1.1           Johanna Kirchner

Dem Anschein nach existiert über Johanna Kirchner keine Literatur mit transparenten Quellennachweisen. Ich kann deshalb nur mit eigenen Worten in Anlehnung der Autorenschaft Johanna Kirchner reflektierend würdigen. Sie muss wohl eine lebensbejahende und lebensfrohe Einstellung gehabt haben und half gerne anderen Menschen. Durch ihr Hilfeverständnis brachte sie den nationalsozialistischen Staat gegen sich auf. Sie soll Menschen, die ins Visier der Nationalsozialisten gerieten, aktiv Fluchthilfe geboten haben. Johanna Kirchner, geborene Strunz, am 24. April 1889 geboren, wuchs in einer Frankfurter Arbeiterfamilie auf. Die überzeugte und engagierte sozialdemokratische Mitbegründerin der Arbeiterwohlfahrt musste in den 30er Jahren wegen ihrer Hilfsbereitschaft ins Exil des Saarlands und weiter nach Frankreich flüchten, wo sie ebenfalls ihre Tätigkeit in der Emigrantenhilfe fortsetzte.
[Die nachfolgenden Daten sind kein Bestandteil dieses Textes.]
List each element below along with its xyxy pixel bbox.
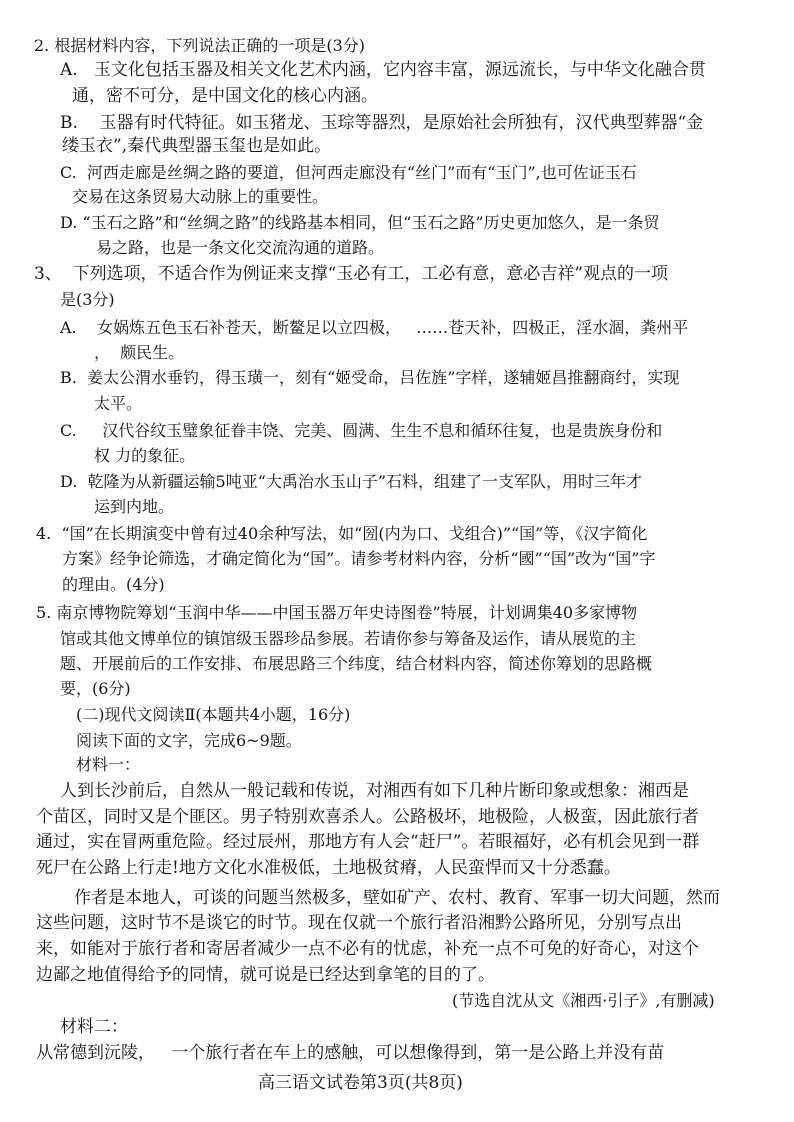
q2-option-c-line1: C. 河西走廊是丝绸之路的要道，但河西走廊没有“丝门”而有“玉门”,也可佐证玉石 (60, 163, 637, 182)
q3-option-d-line1: D. 乾隆为从新疆运输5吨亚“大禹治水玉山子”石料，组建了一支军队，用时三年才 (60, 472, 643, 491)
material-1-p1-line3: 通过，实在冒两重危险。经过辰州，那地方有人会“赶尸”。若眼福好，必有机会见到一群 (36, 832, 700, 852)
q4-line3: 的理由。(4分) (62, 575, 165, 594)
q2-option-a-line1: A. 玉文化包括玉器及相关文化艺术内涵，它内容丰富，源远流长，与中华文化融合贯 (60, 60, 706, 80)
q3-option-d-line2: 运到内地。 (94, 497, 175, 516)
material-1-p2-line2: 这些问题，这时节不是谈它的时节。现在仅就一个旅行者沿湘黔公路所见，分别写点出 (36, 913, 682, 933)
q3-option-c-line2: 权 力的象征。 (94, 446, 196, 465)
q5-line4: 要，(6分) (60, 679, 131, 698)
q3-option-b-line1: B. 姜太公渭水垂钓，得玉璜一，刻有“姬受命，吕佐旌”字样，遂辅姬昌推翻商纣，实现 (60, 368, 680, 387)
q5-line2: 馆或其他文博单位的镇馆级玉器珍品参展。若请你参与筹备及运作，请从展览的主 (60, 629, 637, 648)
q3-option-b-line2: 太平。 (94, 394, 143, 413)
q3-stem-line2: 是(3分) (60, 290, 115, 309)
q3-option-a-line2: ， 颇民生。 (94, 343, 185, 362)
material-2-label: 材料二： (60, 1017, 128, 1037)
section-title: (二)现代文阅读Ⅱ(本题共4小题，16分) (76, 705, 351, 724)
q2-option-b-line2: 缕玉衣”,秦代典型器玉玺也是如此。 (62, 136, 332, 156)
material-1-p2-line3: 来，如能对于旅行者和寄居者减少一点不必有的忧虑，补充一点不可免的好奇心，对这个 (36, 939, 699, 959)
q2-option-a-line2: 通，密不可分，是中国文化的核心内涵。 (72, 86, 378, 106)
section-instruction: 阅读下面的文字，完成6~9题。 (76, 731, 302, 750)
page-footer: 高三语文试卷第3页(共8页) (258, 1073, 463, 1093)
q3-option-c-line1: C. 汉代谷纹玉璧象征眷丰饶、完美、圆满、生生不息和循环往复，也是贵族身份和 (60, 421, 663, 440)
q2-option-d-line1: D. “玉石之路”和“丝绸之路”的线路基本相同，但“玉石之路”历史更加悠久，是一条贸 (60, 213, 660, 232)
q3-option-a-line1: A. 女娲炼五色玉石补苍天，断鳌足以立四极， ……苍天补，四极正，淫水涸，粪州平 (60, 318, 689, 337)
q2-option-d-line2: 易之路，也是一条文化交流沟通的道路。 (96, 238, 385, 257)
q3-stem-line1: 3、 下列选项，不适合作为例证来支撑“玉必有工，工必有意，意必吉祥”观点的一项 (34, 264, 669, 284)
q4-line1: 4. “国”在长期演变中曾有过40余种写法，如“圀(内为口、戈组合)”“国”等，《汉字简化 (36, 524, 648, 543)
q5-line1: 5. 南京博物院筹划“玉润中华——中国玉器万年史诗图卷”特展，计划调集40多家博物 (36, 603, 638, 622)
material-1-p2-line1: 作者是本地人，可谈的问题当然极多，壁如矿产、农村、教育、军事一切大问题，然而 (74, 888, 720, 908)
q4-line2: 方案》经争论筛选，才确定简化为“国”。请参考材料内容，分析“國”“国”改为“国”字 (62, 549, 656, 568)
q5-line3: 题、开展前后的工作安排、布展思路三个纬度，结合材料内容，简述你筹划的思路概 (60, 654, 653, 673)
material-1-p1-line4: 死尸在公路上行走!地方文化水准极低，土地极贫瘠，人民蛮悍而又十分悉蠢。 (36, 858, 621, 878)
material-1-label: 材料一： (76, 755, 141, 774)
material-1-p2-line4: 边鄙之地值得给予的同情，就可说是已经达到拿笔的目的了。 (36, 965, 495, 985)
q2-option-c-line2: 交易在这条贸易大动脉上的重要性。 (72, 187, 329, 206)
q2-stem: 2. 根据材料内容，下列说法正确的一项是(3分) (34, 36, 366, 55)
material-1-source: (节选自沈从文《湘西·引子》,有删减) (452, 991, 715, 1010)
material-1-p1-line1: 人到长沙前后，自然从一般记载和传说，对湘西有如下几种片断印象或想象：湘西是 (60, 781, 689, 801)
material-1-p1-line2: 个苗区，同时又是个匪区。男子特别欢喜杀人。公路极坏，地极险，人极蛮，因此旅行者 (36, 807, 699, 827)
material-2-p1-line1: 从常德到沅陵， 一个旅行者在车上的感触，可以想像得到，第一是公路上并没有苗 (36, 1043, 665, 1063)
q2-option-b-line1: B. 玉器有时代特征。如玉猪龙、玉琮等器烈，是原始社会所独有，汉代典型葬器“金 (60, 113, 704, 133)
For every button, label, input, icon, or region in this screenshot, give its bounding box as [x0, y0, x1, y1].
Für die Emigrantenhilfe musste Johanna Kirchner ständig Informationen zwischen dem "Reich" und Frankreich austauschen. Sie unterhielt weitere Kontakte nach Deutschland und verbreitete Flugblätter. Teilweise sollen ihre Informationen auch die internationale Gewerkschaftsbewegung erreicht haben. Ihre beiden Töchter Inge Kirchner und Lotte Kirchner halfen geheime Botschaften und Flugschriften an entsprechende Adressaten zu schmuggeln und leisteten ebenfalls Widerstand gegen den nationalsozialistischen Staat wie ihre Mutter. Mit der Besetzung Frankreichs durch das nationalsozialistische Deutschland wurde Johanna Kirchner Anfang der 40er Jahre interniert, an Deutschland ausgeliefert und in einem Prozess zu 10 Jahren Haft verurteilt. Nicht genug erschien dies Roland Freisler und er verurteilte sie durch ein Wiederaufnahmeverfahren in einer mehrminütigen Verhandlung zum Tode. Sie starb am 9. Juni 1944 in Berlin-Plötzensee durch Hinrichtung. Der Widerstand ihrer beiden Töchter blieb unerkannt. Beide überlebten den Krieg. Fotos, die Johanna Kirchner zeigen, enthalten ein warmherziges, in Erinnerung bleibendes Lachen, das ansteckt. Ich habe mich viel mit Johanna Kirchner auseinandergesetzt. Die Unterlagen über Johanna Kirchner stimmen einen traurig, so wie unzählige dieser Art. Sie brachte mich zum Widerstandskreis Weisse Rose und deshalb möchte ich an Johanna Kirchner hier im Gedenkbuch ganz besonders lieb erinnern. Sie ist in letzter Zeit bei mir ein wenig zu kurz gekommen.